Mathiew Parker of CanNor says: “CanNor funds all sorts of economic projects within the three territories [Yukon, the Northwest Territories and Nunavut]. The PoultryPonics project fits well with our funding for innovative business projects. There is also some great economic potential in addition to providing food security for the people of the north: local products which do not have to be flown or trucked into a community.”

It was a new experience for Parker. “There were a few delays initially,” he explains. “I did get to see the site, and it was my first time on a poultry farm. I am looking forward to seeing the final report and what the return on investment may look like.”

Over two years the project total cost is estimated at $160,000 (£95,872). CanNor is providing $80,000 (£47,936) and the Northwest Territories government is adding funds along with Aurora Research. Currently, the PoultryPonics project is in its early stages. It houses 260 Production Red hens from a British Columbia chicken hatchery in addition to the hydroponic vegetables.

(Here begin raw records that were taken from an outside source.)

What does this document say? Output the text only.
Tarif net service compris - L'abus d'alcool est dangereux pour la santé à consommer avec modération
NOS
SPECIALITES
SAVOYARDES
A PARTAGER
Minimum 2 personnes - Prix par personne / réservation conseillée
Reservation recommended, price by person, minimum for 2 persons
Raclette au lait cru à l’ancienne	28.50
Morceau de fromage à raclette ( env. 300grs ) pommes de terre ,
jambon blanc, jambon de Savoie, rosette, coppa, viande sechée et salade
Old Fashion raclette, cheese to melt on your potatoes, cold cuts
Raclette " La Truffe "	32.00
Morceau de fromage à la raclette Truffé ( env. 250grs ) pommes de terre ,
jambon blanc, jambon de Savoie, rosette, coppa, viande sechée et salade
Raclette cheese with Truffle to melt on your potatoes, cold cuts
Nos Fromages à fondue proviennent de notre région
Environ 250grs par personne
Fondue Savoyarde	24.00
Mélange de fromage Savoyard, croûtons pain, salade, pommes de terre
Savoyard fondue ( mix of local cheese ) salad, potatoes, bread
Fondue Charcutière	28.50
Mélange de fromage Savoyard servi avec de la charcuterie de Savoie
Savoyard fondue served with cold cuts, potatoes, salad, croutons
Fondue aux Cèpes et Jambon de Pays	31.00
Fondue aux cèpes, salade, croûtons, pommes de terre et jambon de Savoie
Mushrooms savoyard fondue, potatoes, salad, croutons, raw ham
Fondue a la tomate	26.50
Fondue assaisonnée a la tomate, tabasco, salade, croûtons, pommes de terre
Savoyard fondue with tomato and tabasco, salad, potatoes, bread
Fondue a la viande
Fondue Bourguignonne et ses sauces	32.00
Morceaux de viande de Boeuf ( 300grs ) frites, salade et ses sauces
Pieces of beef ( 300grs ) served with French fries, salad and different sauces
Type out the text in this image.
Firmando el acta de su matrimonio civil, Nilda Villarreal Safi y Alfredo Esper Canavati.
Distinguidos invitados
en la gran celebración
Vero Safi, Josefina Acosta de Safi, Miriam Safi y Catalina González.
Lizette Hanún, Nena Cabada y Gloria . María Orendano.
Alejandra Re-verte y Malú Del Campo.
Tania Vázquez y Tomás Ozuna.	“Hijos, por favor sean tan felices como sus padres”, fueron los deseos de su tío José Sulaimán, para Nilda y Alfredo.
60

The six adaptable vertical hydroponic units can hold more than 3,000 plants.

Benchmarks set for the project will tell researchers and Choice North Farms’ egg producers whether the desired outcome has been achieved. The goal is a monthly input of less than 2,160 kWh of electricity and a water consumption of 2,800l or less - and an edible output of 400-dozen eggs and 230kg of produce per month.

“We want to keep the facility going for as long as possible – it could be five years – so that we can test it and discover the possibilities of scaling this kind of thing for communities further north,” says Wellington. “It’s important to make sure that whatever is grown in domes like this makes sense for the community it serves.”